Naturalmente, éste sería el primer paso. Los pasos siguientes consistirían en determinar cuántas personas pueden ser mantenidas por ese sistema centralizado, eliminando toda libertad individual en cuestiones como tener o no hijos y prácticas como la eugenesia y la eutanasia formarían parte del paisaje, con carácter obligatorio.

Curiosamente, este sistema de planificación central apoyado en una eclosión de la inteligencia artificial caería en el mismo problema que todos los sistemas de planificación central anteriores: ¿Cuál es el incentivo para conseguir una mayor productividad? ¿No llegaríamos a una especie de “planeta de los simios”, viviendo del progreso realizado por otros en épocas anteriores?

Cuando alguien dice que la inteligencia artificial puede significar el fin de la humanidad, no es previsible que piense en una nueva edición de “Terminator”, sino en el fin de una humanidad donde el individuo tiene un valor intrínseco y no es una mera pieza de un Leviatán digital.

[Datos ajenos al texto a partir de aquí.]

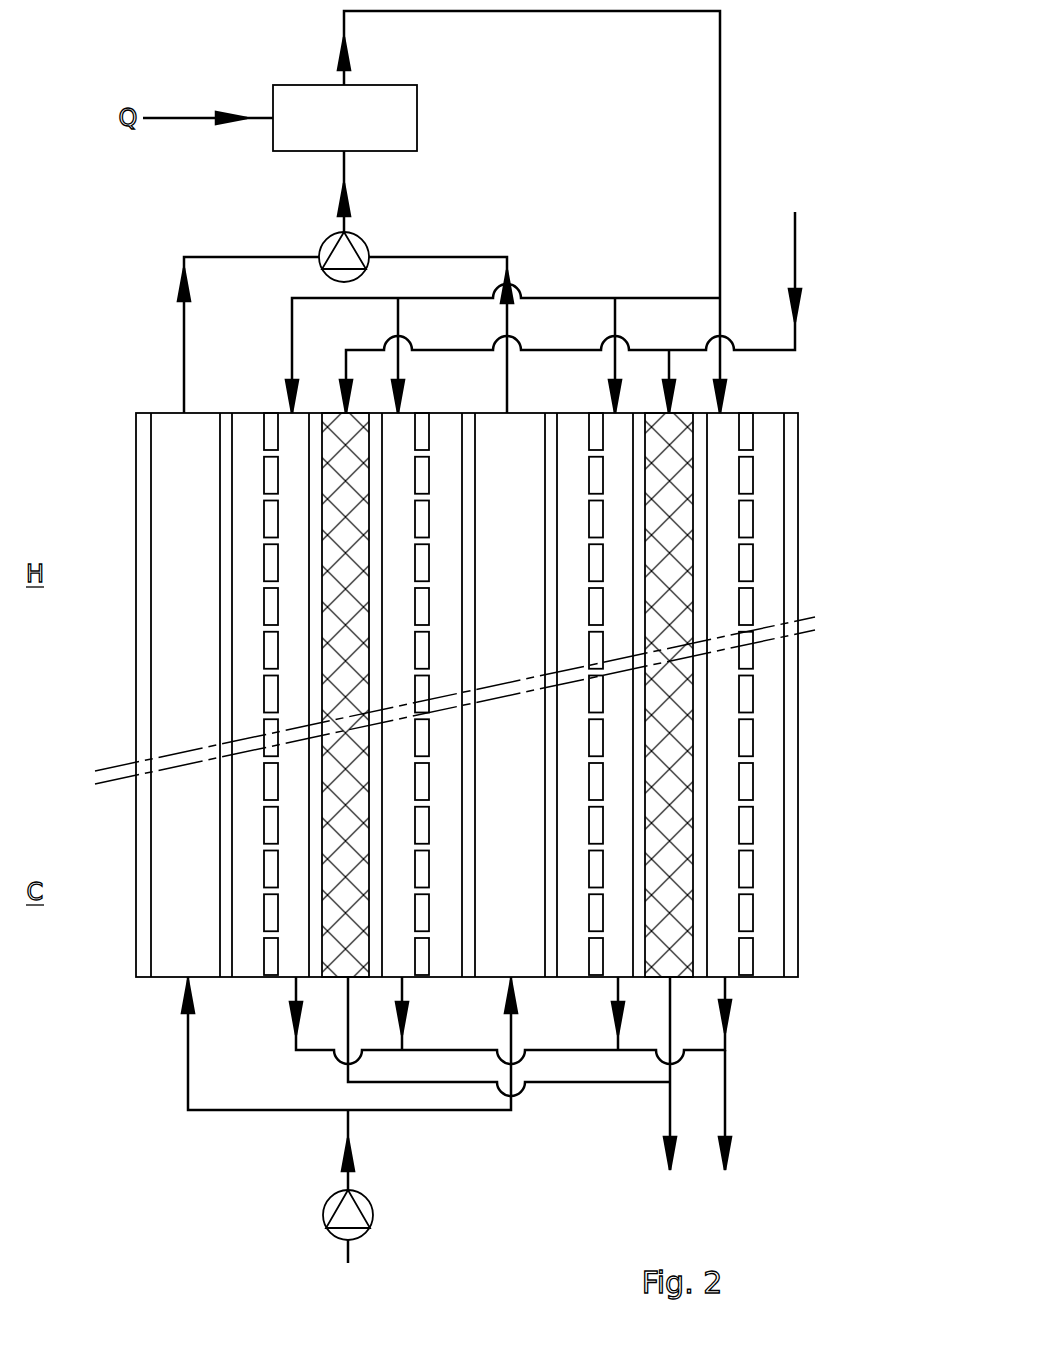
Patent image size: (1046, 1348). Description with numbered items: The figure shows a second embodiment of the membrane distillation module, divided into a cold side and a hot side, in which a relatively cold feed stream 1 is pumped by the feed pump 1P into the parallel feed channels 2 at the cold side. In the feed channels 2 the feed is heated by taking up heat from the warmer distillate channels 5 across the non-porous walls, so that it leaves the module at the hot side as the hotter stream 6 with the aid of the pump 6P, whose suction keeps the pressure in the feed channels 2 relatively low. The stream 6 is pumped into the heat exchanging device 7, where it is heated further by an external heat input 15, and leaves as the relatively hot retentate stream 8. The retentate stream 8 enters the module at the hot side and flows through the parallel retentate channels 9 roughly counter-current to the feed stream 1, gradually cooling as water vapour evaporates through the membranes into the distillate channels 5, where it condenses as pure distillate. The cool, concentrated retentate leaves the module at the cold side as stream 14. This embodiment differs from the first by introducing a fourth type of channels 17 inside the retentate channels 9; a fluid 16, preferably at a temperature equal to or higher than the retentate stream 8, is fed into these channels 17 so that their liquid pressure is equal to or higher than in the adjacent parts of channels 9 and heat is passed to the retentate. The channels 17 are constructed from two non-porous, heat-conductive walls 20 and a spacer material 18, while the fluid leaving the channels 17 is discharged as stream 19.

The feed stream 1 is at (185, 1025).
The feed pump 1P is at (331, 1194).
The feed channels 2 is at (181, 903).
The distillate channels 5 is at (243, 903).
The heated feed stream 6 is at (178, 337).
The pump 6P is at (327, 236).
The heat exchanging device 7 is at (337, 138).
The retentate stream 8 is at (724, 118).
The retentate channels 9 is at (290, 903).
The concentrated retentate stream 14 is at (728, 1122).
The external heat input 15 is at (190, 118).
The fluid 16 is at (799, 248).
The fourth type of channels 17 is at (367, 459).
The spacer material 18 is at (345, 848).
The permeate outlet 19 is at (668, 1122).
The non-porous heat-conductive walls 20 is at (318, 979).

Si el trabajo desaparece, es previsible que los demás elementos -planificación central, pérdida de valor del individuo, determinación de cuántos habitantes tiene que haber, eugenesia, eutanasia, etc.- aparezcan como una consecuencia lógica.

Por otra parte, puesto que la inteligencia artificial necesita que le faciliten objetivos y la experiencia demuestra que ésta no es una tarea fácil, la regresión hacia la mediocridad del conocimiento humano haría difícil el progreso, incluso si éste se pretende que esté basado en la inteligencia artificial. Llegados aquí, efectivamente, la humanidad tal como la conocemos, habría desaparecido.